In this notebook, I fine‑tune transformer models on my dataset. I start with **BERT‑base**, then **RoBERTa‑base**, comparing validation performance to select a final model. I also prepare for class imbalance handling and logging.


In [2]:
# move up one level so that works
import os
os.chdir(os.path.abspath(os.path.join(os.getcwd(), "..")))
print("new cwd:", os.getcwd())


new cwd: c:\Testing\Final_Year_Project\AI-Text-Detection-Tool


In [None]:
import torch
import numpy as np
import logging
import yaml
import pandas as pd
from transformers import TrainingArguments, EarlyStoppingCallback
from utils import model_utils

# Load configuration
with open("config.yaml", "r") as f:
    config = yaml.safe_load(f)

# Load splits
train_df = pd.read_parquet(config['paths']['train_data'])
val_df   = pd.read_parquet(config['paths']['val_data'])
test_df  = pd.read_parquet(config['paths']['test_data'])
print(f"Data sizes → Train: {len(train_df)}, Val: {len(val_df)}, Test: {len(test_df)}")

# Set up logging to file
logging.basicConfig(
    filename=config['paths']['log_file'],
    level=logging.INFO,
    format="%(asctime)s %(levelname)s: %(message)s"
)
logging.info("Started training pipeline (BERT → RoBERTa)")

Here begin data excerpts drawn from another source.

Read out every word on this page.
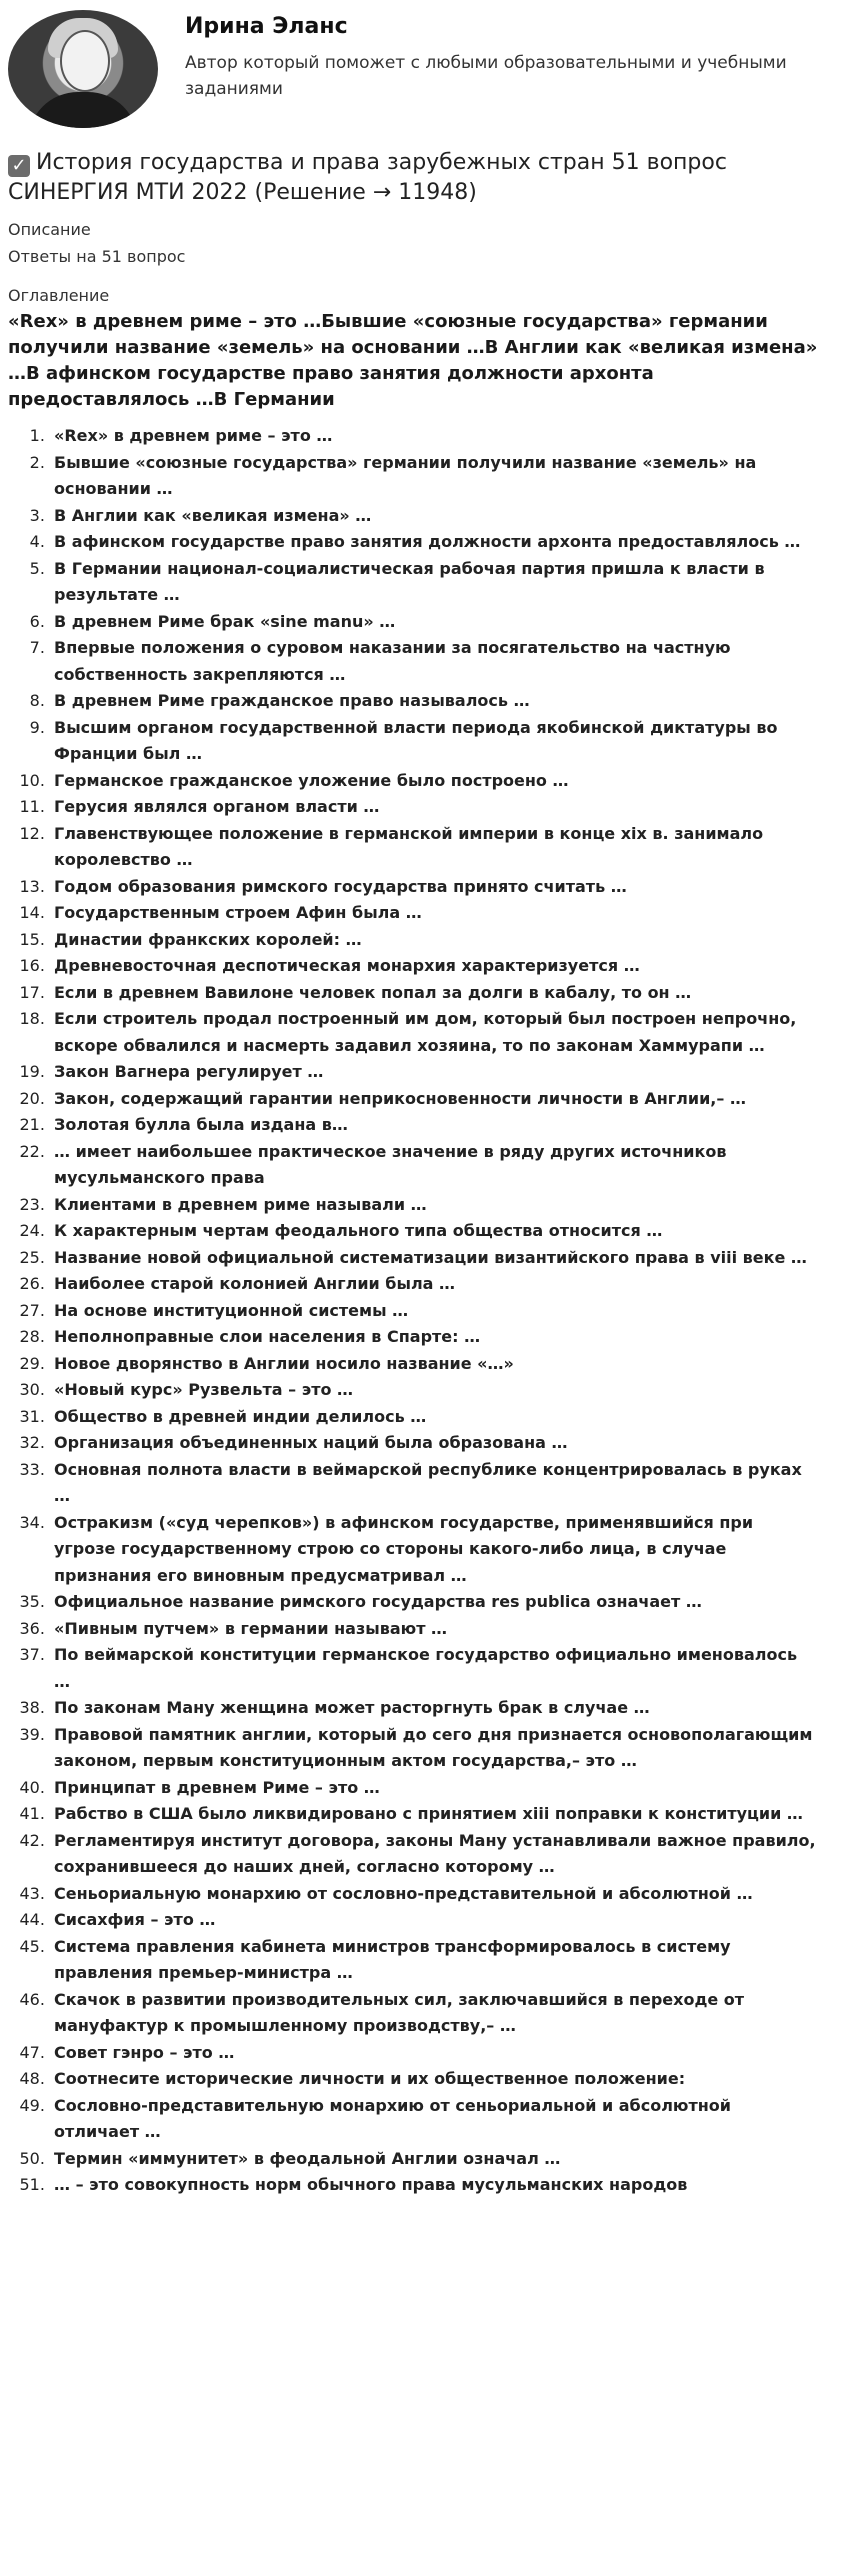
Ирина Эланс
Автор который поможет с любыми образовательными и учебными заданиями
✓ История государства и права зарубежных стран 51 вопрос СИНЕРГИЯ МТИ 2022 (Решение → 11948)
Описание
Ответы на 51 вопрос
Оглавление
«Rex» в древнем риме – это …Бывшие «союзные государства» германии получили название «земель» на основании …В Англии как «великая измена» …В афинском государстве право занятия должности архонта предоставлялось …В Германии
1. «Rex» в древнем риме – это …
2. Бывшие «союзные государства» германии получили название «земель» на основании …
3. В Англии как «великая измена» …
4. В афинском государстве право занятия должности архонта предоставлялось …
5. В Германии национал-социалистическая рабочая партия пришла к власти в результате …
6. В древнем Риме брак «sine manu» …
7. Впервые положения о суровом наказании за посягательство на частную собственность закрепляются …
8. В древнем Риме гражданское право называлось …
9. Высшим органом государственной власти периода якобинской диктатуры во Франции был …
10. Германское гражданское уложение было построено …
11. Герусия являлся органом власти …
12. Главенствующее положение в германской империи в конце xix в. занимало королевство …
13. Годом образования римского государства принято считать …
14. Государственным строем Афин была …
15. Династии франкских королей: …
16. Древневосточная деспотическая монархия характеризуется …
17. Если в древнем Вавилоне человек попал за долги в кабалу, то он …
18. Если строитель продал построенный им дом, который был построен непрочно, вскоре обвалился и насмерть задавил хозяина, то по законам Хаммурапи …
19. Закон Вагнера регулирует …
20. Закон, содержащий гарантии неприкосновенности личности в Англии,– …
21. Золотая булла была издана в…
22. … имеет наибольшее практическое значение в ряду других источников мусульманского права
23. Клиентами в древнем риме называли …
24. К характерным чертам феодального типа общества относится …
25. Название новой официальной систематизации византийского права в viii веке …
26. Наиболее старой колонией Англии была …
27. На основе институционной системы …
28. Неполноправные слои населения в Спарте: …
29. Новое дворянство в Англии носило название «…»
30. «Новый курс» Рузвельта – это …
31. Общество в древней индии делилось …
32. Организация объединенных наций была образована …
33. Основная полнота власти в веймарской республике концентрировалась в руках …
34. Остракизм («суд черепков») в афинском государстве, применявшийся при угрозе государственному строю со стороны какого-либо лица, в случае признания его виновным предусматривал …
35. Официальное название римского государства res publica означает …
36. «Пивным путчем» в германии называют …
37. По веймарской конституции германское государство официально именовалось …
38. По законам Ману женщина может расторгнуть брак в случае …
39. Правовой памятник англии, который до сего дня признается основополагающим законом, первым конституционным актом государства,– это …
40. Принципат в древнем Риме – это …
41. Рабство в США было ликвидировано с принятием xiii поправки к конституции …
42. Регламентируя институт договора, законы Ману устанавливали важное правило, сохранившееся до наших дней, согласно которому …
43. Сеньориальную монархию от сословно-представительной и абсолютной …
44. Сисахфия – это …
45. Система правления кабинета министров трансформировалось в систему правления премьер-министра …
46. Скачок в развитии производительных сил, заключавшийся в переходе от мануфактур к промышленному производству,– …
47. Совет гэнро – это …
48. Соотнесите исторические личности и их общественное положение:
49. Сословно-представительную монархию от сеньориальной и абсолютной отличает …
50. Термин «иммунитет» в феодальной Англии означал …
51. … – это совокупность норм обычного права мусульманских народов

# Compute class weights for loss
labels, counts = np.unique(train_df['label'], return_counts=True)
class_weights = (1.0 / counts) * np.mean(counts)
# Map to [0,1,2] order
weight_list = [0]*len(class_weights)
for lab, wt in zip(labels, class_weights):
    idx = config['model']['label_mapping'][lab]
    weight_list[idx] = float(wt)
print("Class weights:", weight_list)


Data sizes → Train: 309520, Val: 38690, Test: 38691


KeyError: 'human_written'